Michael Abraham Otero | michaelotero08@hotmail.com.- Vivir en Caracas es apreciar una hermosa vista y disfrutar de una agradable compañía, es decir a cualquier mujer que es bella, es olvidar el tiempo mientras compartes con tus amigos, es comer una buena arepa con un jugo tropical, es el Ávila, son las sonrisas, los amaneceres y la bondad de un desconocido. El amor a una gran parte de ti, es la virtud oculta en cien mil corazones.

Vivir en Caracas es la paranoia constante, es madrugar sabiendo que puedes llegar tarde, es lidiar con el rencor y la viveza, es el hambre de un mendigo, es la revancha de un caído, es la inseguridad, es el miedo, es resignarse a lo incierto y la desidia, es esconderse tras los problemas de una sociedad conformista. Es la noche misteriosa y sus silbidos de muerte. Es el odio a un lugar en tu memoria…

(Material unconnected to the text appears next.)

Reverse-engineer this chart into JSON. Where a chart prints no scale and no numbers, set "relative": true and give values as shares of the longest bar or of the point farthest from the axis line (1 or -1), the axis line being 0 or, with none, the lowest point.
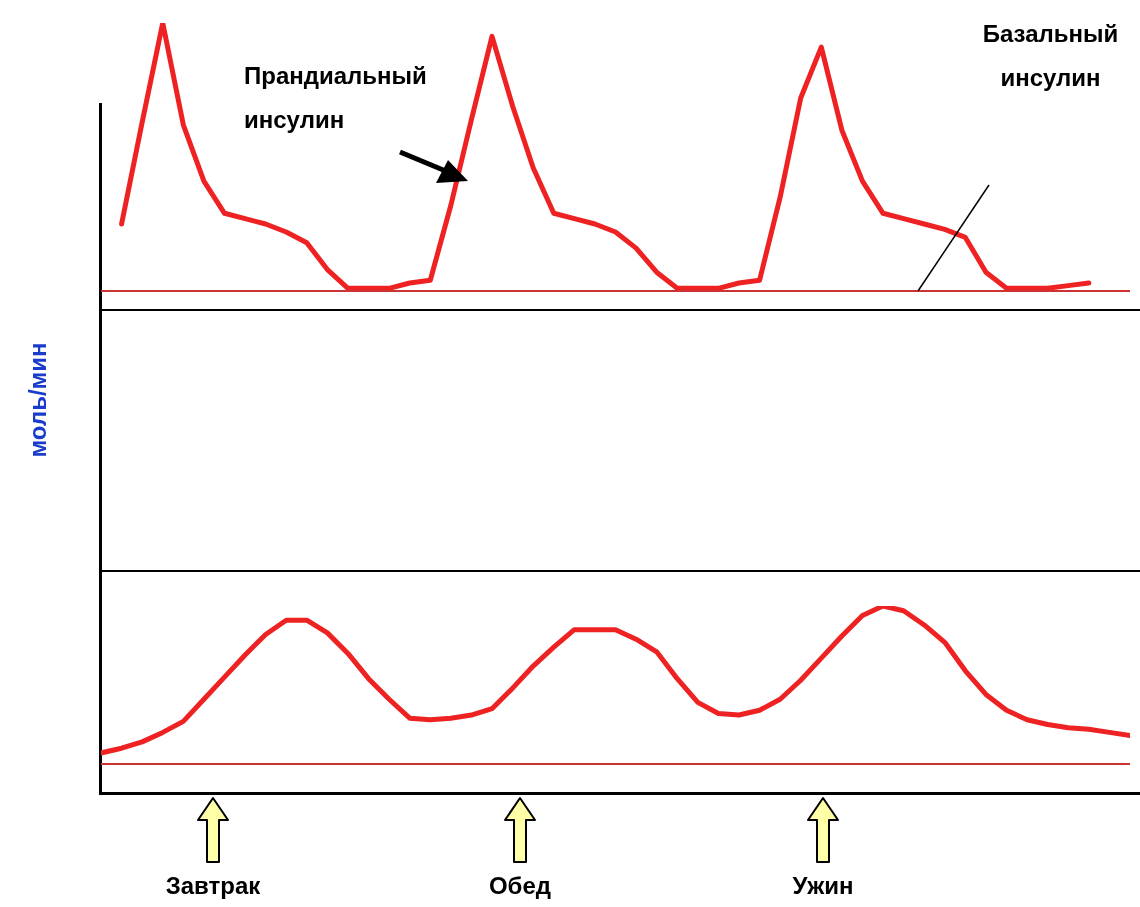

Caracas es la vida en un paraíso bajo las reglas de demonios, es la creencia en una especie de ying yang maquiavélico, la esperanza escondida en la tierna mirada de un bebé, es un karma instantáneo y una eterna disputa, es escapar a la cima del mundo y luego devolverte por un camino oscuro e incierto donde no podrás tener ventajas. Es dormir con sueños y despertar con pesadillas, es también todo lo contrario. Es lo mejor de un pequeño mundo del cual no queremos escapar, porque quizá no podemos o porque quizá somos optimistas.

Mientras vivamos dentro de ella la odiaremos, la querremos, la abandonaremos y regresaremos. Estaremos constantemente situados en el punto medio de un matiz en el horizonte.